Almost twenty years ago, Money Magazine sponsored a debate and panel discussion at UCLA on Proposition 13. When one of the panelists, with ties to the public sector, began to assert vigorously that the tax cutting measure was unfair, he was challenged by Craig Stubblebine, Professor of Political Economy at Claremont McKenna College. Stubblebine said he would be happy to discuss fairness, but charged that the critic’s true motivation was simply the desire for more revenue. The Proposition 13 critic sheepishly conceded the point.
I thought of this last week when we of the Howard Jarvis Taxpayers Association caucused with about a hundred Southern California taxpayer advocates and activists to discuss attacks on Proposition 13. After the event, a longtime homeowner approached me and told me that he had had words with a new neighbor over the fact that he was paying less in property taxes and the recent homebuyer thought this was unfair.
While Professor Stubblebine’s opponent refused to continue the fairness debate, knowledgeable taxpayers are always glad to address the issue.
Because Proposition 13 uses acquisition value (usually the purchase price) as a basis of taxation and not current market value, it is possible for owners of identical side-by-side properties to have significantly different tax bills. Critics claim that this is an “inherent flaw.” But this criticism flows from a mind-set accustomed to market-value-based taxation.
To understand why Proposition 13 is fair one must understand how it works. Proposition 13 limits property taxes by limiting the maximum rate to one percent and, more importantly, by limiting increases in assessed valuation to two percent annually. With the latter provision, it is easy to see how, during a real estate market upswing, a property’s market value can greatly exceed its taxable value over the span of just a few years.
This difference between a property’s actual value and its taxable value disappears when the property changes hands because then county assessors reassess the property to market value. Thus, recent purchasers derive no immediate benefit from the limitation on annual increases in taxable value.

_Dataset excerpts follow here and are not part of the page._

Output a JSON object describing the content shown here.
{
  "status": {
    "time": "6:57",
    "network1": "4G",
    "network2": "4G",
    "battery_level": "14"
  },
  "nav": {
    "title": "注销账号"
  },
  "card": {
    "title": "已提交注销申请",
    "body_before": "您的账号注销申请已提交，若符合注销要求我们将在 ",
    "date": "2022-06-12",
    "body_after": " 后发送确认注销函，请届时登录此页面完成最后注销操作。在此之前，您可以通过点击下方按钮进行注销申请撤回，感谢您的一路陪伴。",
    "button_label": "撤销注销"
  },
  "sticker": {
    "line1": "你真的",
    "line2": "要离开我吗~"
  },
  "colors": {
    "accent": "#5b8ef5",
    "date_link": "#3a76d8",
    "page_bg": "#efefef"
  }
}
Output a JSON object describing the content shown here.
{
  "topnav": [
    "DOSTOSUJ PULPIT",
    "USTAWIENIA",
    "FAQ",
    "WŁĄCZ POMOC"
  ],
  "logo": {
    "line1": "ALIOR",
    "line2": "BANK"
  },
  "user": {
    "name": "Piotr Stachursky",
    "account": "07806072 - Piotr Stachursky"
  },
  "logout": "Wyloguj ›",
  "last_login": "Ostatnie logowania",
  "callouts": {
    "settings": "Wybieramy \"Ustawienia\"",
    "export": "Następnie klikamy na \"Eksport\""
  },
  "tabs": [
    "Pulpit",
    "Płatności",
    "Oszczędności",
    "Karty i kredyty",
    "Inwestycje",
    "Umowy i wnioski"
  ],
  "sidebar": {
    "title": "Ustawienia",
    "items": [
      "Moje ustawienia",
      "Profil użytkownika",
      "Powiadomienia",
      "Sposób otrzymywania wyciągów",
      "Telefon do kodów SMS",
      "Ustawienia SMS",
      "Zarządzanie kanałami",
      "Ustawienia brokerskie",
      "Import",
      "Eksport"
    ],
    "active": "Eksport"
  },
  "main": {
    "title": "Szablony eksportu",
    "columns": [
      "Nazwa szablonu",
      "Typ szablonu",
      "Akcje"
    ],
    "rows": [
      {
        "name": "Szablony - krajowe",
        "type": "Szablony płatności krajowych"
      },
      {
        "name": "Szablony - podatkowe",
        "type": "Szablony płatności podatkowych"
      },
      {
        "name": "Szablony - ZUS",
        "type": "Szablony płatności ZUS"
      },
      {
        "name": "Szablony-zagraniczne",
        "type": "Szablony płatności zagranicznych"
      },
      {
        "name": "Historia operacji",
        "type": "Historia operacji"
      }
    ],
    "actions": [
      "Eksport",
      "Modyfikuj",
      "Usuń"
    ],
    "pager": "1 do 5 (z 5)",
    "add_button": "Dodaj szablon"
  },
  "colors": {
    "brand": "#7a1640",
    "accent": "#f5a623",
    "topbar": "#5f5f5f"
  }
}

So is Proposition 13 fair, even to recent property owners? Yes. It treats equally those who purchase property of similar value at the same time. Unlike any other tax system in the country, it provides absolute certainty to homeowners and businesses as to what their tax bills will be in all future years. It prevents property owners’ tax liability from being determined by the vagaries of the real estate market – something over which they have no control. Instead, the amount of property tax liability will depend almost exclusively on the voluntary act of purchase.
The California Supreme Court recognized Proposition 13’s inherent fairness shortly after its adoption by the voters in saying “an acquisition value system…may operate on a fairer basis than a current value approach.”
Critics might concede that Proposition 13 provides absolute tax certainty and yet still assert that the system is flawed because owners of similar property may be paying different tax amounts. (We call this the “nosy neighbor” complaint). The response to this is that it should be no concern whatsoever to a new resident what his neighbor’s tax is as long as his or her own tax is reasonable. The absolute cap of 1% imposed by Proposition 13 makes everyone’s tax reasonable.
Critics also complain that owners of similar properties are paying different amounts for the same public services. However, this is no more unfair than the traditional method of taxation under which owners of more valuable property pay more for the same services. This entire argument ignores the nature of taxes. If we were that concerned with proportionality between the amount of tax and the level of service, we would resort to a system of nothing but user fees. Because proportionality between tax liability and services has never been an attribute of property taxes, it is unfair to level this charge against Proposition 13 alone.
Most important of all, Proposition 13 recognizes the human element. Taxes are based on what the home buyer could afford at the time of purchase, not on what someone else is willing to pay for it years later.
Before Proposition 13, homeowners would shudder in fear when their tax bill arrived after a home down the street sold for a record high price. The Proposition 13 tax system makes taxes predictable for all property owners and allows them to budget for their taxes. This tax certainty makes Proposition 13 fair to all, no matter when they bought their homes.